Locking and Security - Lockpoint Cloud
Lockpoint Cloud is designed as a workflow tool to help teams collaborate on documents.
While Lockpoint Cloud was designed to prevent the inadvertent modification of attachments by other users, Lockpoint is not intended to be a security product (for either the Cloud or the Server/DC edition).
Lockpoint has adopted leading industry-standard security practices for persisting information, including the creation and validation of digital signatures on all metadata, but due to the Confluence permission model, it is possible in some circumstances for malicious users to interfere with the locking state of an attachment.
In specific, a malicious and motivated user could, by bypassing the Lockpoint Cloud user interface, manipulate metadata so as to unlock an attachment that was locked by a different user. Such a malicious user must already have sufficient Confluence permissions to modify the underlying attachment.
As part of our security and privacy model, Lockpoint Cloud stores almost all of its information directly in the Atlassian Cloud infrastructure, which provides a high level of trust. The principal trade-off of using this storage mechanism is that users with sufficiently-high permissions would be able to remove locking metadata for existing locks, as described above.
We have judged this trade-off as being acceptable for the following reasons:
- Since the goal of Lockpoint is to allow teams to collaborate, we believe that any such inadvertent unlocking would be easily visible, as well as something that is likely to be discovered by the original user when they attempt to unlock the attachment.

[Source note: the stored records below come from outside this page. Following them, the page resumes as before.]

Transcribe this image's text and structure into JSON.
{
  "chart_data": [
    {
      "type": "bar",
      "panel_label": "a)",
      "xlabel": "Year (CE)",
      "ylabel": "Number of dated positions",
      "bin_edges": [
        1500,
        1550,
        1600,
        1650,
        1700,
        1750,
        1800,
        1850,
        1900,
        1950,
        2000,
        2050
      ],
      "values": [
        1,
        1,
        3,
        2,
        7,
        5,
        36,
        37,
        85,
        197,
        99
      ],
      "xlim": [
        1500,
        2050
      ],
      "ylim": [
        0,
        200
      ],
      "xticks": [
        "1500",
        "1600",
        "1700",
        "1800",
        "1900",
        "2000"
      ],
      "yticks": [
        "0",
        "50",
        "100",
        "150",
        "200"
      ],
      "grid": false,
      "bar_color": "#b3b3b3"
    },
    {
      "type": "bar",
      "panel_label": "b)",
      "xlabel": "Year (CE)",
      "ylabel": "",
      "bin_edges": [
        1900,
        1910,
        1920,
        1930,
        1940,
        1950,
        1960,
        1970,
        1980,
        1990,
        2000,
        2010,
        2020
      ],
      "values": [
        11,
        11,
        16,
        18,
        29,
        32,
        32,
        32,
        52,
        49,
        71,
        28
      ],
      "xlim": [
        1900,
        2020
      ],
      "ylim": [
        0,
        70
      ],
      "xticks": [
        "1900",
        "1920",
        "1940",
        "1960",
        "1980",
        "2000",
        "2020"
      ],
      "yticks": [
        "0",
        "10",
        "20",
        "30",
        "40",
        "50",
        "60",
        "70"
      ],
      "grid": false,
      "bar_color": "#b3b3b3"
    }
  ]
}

- To interfere with lock status, a malicious user would already need to have permission to modify the underlying attachment content. If a malicious user already had such permissions, we believe that the malicious user's potential to make unwanted changes to the attachment itself poses a much larger security risk.
- The benefits of storing all of Lockpoint's critical data in the Atlassian Cloud are difficult to overstate, since this model comes with extremely high levels of trust and security. Customers already count on Atlassian to treat their core Confluence data with the utmost integrity, and by placing all critical Lockpoint data within the Atlassian Cloud, we ensure that Lockpoint's data is treated just as well as Atlassian's data.